A couple of friends near us have revelled in views of Long Tailed Tits coming to their feeders, as well as Great and the odd Coal Tit.  They have been spoilt by Bramblings regularly visiting for a snack.  It shows that planting for wildlife can go a long way to attracting the birds into the garden – and backing on to a lovely wooded quarry helps too!   One point on Long Tailed Tits: they often announce their presence with a high pitched squeak; and when you see one, look around as they normally travel in flocks and can take over your trees!   Another friend’s garden has been inundated with Goldfinches; another bird we do not see very often in our garden, despite the specially prepared feeder for them (Niger Seed).  We will be planting Teasel for next year to see if this attracts them in.

I’m hoping to take a few pictures of the birds I see over the next few weeks with my Christmas present!  Hopefully I will be able to work out how to post any interesting pics on the blog.



  1. look forward to your photos when you get them on. i was up the river today for a walk but the path had a lot of ice on it so just went up to the bit were you go off to househill not much to be seen.

  2. geese still in same place pink foot was trying too get a photo of them today but they took off. so got swans instead at loch flemington folk are feeding them their.

  3. The last time I was at Loch Flemington there were plenty of Whooper Swans staying for the winter after breeding on The Artic Tundra.

    These are the swans with the long yellow bill, black at the last third of the tip, as opposed to the orange bill on the resident Mute Swan (which also has the black knob at the base of the bill).
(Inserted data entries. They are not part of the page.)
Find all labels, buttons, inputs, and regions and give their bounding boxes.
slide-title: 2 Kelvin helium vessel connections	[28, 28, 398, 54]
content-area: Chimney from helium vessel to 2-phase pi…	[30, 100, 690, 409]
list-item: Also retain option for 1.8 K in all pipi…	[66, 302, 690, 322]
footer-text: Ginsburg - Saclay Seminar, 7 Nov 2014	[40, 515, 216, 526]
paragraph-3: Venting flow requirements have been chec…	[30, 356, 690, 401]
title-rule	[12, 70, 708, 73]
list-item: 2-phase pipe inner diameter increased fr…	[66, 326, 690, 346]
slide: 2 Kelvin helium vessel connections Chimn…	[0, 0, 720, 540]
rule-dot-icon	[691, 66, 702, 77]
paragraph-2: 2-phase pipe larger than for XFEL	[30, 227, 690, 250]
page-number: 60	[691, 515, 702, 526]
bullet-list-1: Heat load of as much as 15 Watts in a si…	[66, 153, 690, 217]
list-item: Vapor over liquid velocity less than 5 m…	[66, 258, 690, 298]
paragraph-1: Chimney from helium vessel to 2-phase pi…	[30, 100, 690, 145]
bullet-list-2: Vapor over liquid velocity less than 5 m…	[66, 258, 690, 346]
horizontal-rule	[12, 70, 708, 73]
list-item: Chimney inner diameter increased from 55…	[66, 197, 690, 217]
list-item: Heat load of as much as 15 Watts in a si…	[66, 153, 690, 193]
I think I might pop over there now!


  4. also saw moorhen not sure what they were until i looked them up in the book could not get close enough to them. but the swans i was very close to them due i am sure to the weather. as folk had been feeding them.
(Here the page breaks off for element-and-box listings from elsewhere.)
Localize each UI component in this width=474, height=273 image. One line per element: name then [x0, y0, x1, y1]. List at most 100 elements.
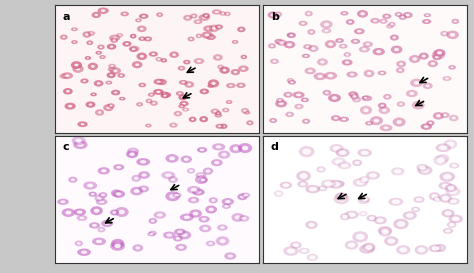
Ellipse shape	[337, 196, 346, 202]
Ellipse shape	[423, 83, 433, 89]
Ellipse shape	[356, 180, 365, 185]
Ellipse shape	[346, 72, 358, 78]
Ellipse shape	[329, 144, 344, 153]
Ellipse shape	[304, 120, 308, 122]
Ellipse shape	[382, 20, 385, 22]
Ellipse shape	[380, 72, 384, 74]
Ellipse shape	[217, 114, 220, 116]
Ellipse shape	[391, 46, 402, 54]
Ellipse shape	[238, 215, 249, 222]
Ellipse shape	[322, 28, 331, 33]
Ellipse shape	[228, 101, 230, 103]
Ellipse shape	[422, 55, 426, 58]
Ellipse shape	[324, 72, 337, 80]
Ellipse shape	[381, 228, 389, 233]
Ellipse shape	[306, 46, 310, 48]
Ellipse shape	[215, 24, 223, 29]
Ellipse shape	[112, 37, 117, 39]
Ellipse shape	[86, 40, 93, 45]
Ellipse shape	[154, 79, 164, 85]
Ellipse shape	[444, 140, 457, 149]
Ellipse shape	[393, 219, 409, 229]
Ellipse shape	[348, 91, 358, 97]
Ellipse shape	[74, 64, 79, 67]
Ellipse shape	[110, 46, 113, 48]
Ellipse shape	[95, 51, 102, 55]
Ellipse shape	[399, 247, 407, 253]
Ellipse shape	[325, 29, 328, 32]
Ellipse shape	[169, 51, 179, 58]
Ellipse shape	[164, 94, 168, 96]
Ellipse shape	[73, 41, 76, 43]
Ellipse shape	[209, 25, 219, 32]
Ellipse shape	[425, 20, 428, 23]
Ellipse shape	[175, 244, 187, 251]
Ellipse shape	[452, 19, 459, 24]
Ellipse shape	[180, 213, 194, 221]
Ellipse shape	[131, 175, 141, 182]
Ellipse shape	[142, 15, 146, 17]
Ellipse shape	[440, 31, 449, 36]
Ellipse shape	[274, 39, 283, 44]
Ellipse shape	[149, 231, 157, 236]
Ellipse shape	[345, 61, 349, 64]
Ellipse shape	[157, 79, 167, 85]
Ellipse shape	[216, 124, 224, 129]
Ellipse shape	[209, 36, 213, 38]
Ellipse shape	[290, 81, 294, 83]
Ellipse shape	[385, 96, 389, 98]
Ellipse shape	[205, 14, 208, 17]
Ellipse shape	[224, 11, 231, 16]
Ellipse shape	[359, 46, 370, 52]
Ellipse shape	[111, 90, 120, 95]
Ellipse shape	[138, 83, 146, 87]
Ellipse shape	[409, 55, 420, 63]
Ellipse shape	[325, 40, 337, 48]
Ellipse shape	[447, 142, 454, 147]
Ellipse shape	[188, 197, 199, 203]
Ellipse shape	[396, 67, 405, 73]
Ellipse shape	[215, 11, 219, 13]
Ellipse shape	[376, 218, 384, 222]
Ellipse shape	[374, 216, 387, 224]
Ellipse shape	[339, 150, 346, 155]
Ellipse shape	[367, 72, 371, 75]
Ellipse shape	[276, 39, 287, 46]
Ellipse shape	[433, 49, 446, 57]
Ellipse shape	[126, 150, 138, 158]
Ellipse shape	[91, 206, 103, 215]
Ellipse shape	[132, 48, 136, 50]
Ellipse shape	[101, 194, 105, 197]
Ellipse shape	[278, 99, 282, 101]
Ellipse shape	[299, 21, 308, 26]
Ellipse shape	[302, 119, 310, 124]
Ellipse shape	[359, 211, 367, 216]
Ellipse shape	[120, 11, 129, 16]
Ellipse shape	[324, 23, 329, 26]
Ellipse shape	[197, 147, 207, 153]
Ellipse shape	[443, 32, 447, 35]
Ellipse shape	[160, 93, 169, 98]
Ellipse shape	[419, 165, 426, 170]
Ellipse shape	[365, 121, 373, 126]
Ellipse shape	[335, 192, 348, 201]
Ellipse shape	[274, 190, 283, 197]
Ellipse shape	[101, 56, 104, 58]
Ellipse shape	[287, 32, 296, 38]
Ellipse shape	[208, 79, 219, 88]
Ellipse shape	[183, 15, 192, 21]
Ellipse shape	[280, 182, 292, 189]
Ellipse shape	[189, 170, 193, 172]
Ellipse shape	[120, 75, 123, 76]
Ellipse shape	[196, 191, 201, 194]
Ellipse shape	[171, 178, 175, 181]
Ellipse shape	[388, 22, 396, 27]
Ellipse shape	[115, 207, 129, 217]
Ellipse shape	[214, 113, 222, 118]
Ellipse shape	[181, 156, 192, 163]
Ellipse shape	[169, 123, 178, 128]
Ellipse shape	[268, 43, 276, 49]
Ellipse shape	[217, 112, 219, 114]
Ellipse shape	[391, 167, 405, 175]
Ellipse shape	[96, 240, 102, 243]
  5. Hi there, I'm just back from Loch Flemington. You're correct about the Moorhen. I have seen them there for a while; in-fact that was the only place I had seen them round here until they turned up on the River Nairn in town.

    The swans were all Mute Swans and were standing on the shore, very close to people. As you say, probably due to the weather.

    Great sunset tonight!

  6. By the way - I stopped for a quick look at the geese in the field near the airport. From what I could tell, they were all Greylag; about 1,000 of them.

  7. i am going start keeping a book in the car so i can look it up when i see anything. did you get any shots with the camera. i was lucky the swans were so close to me for taking a photo of them.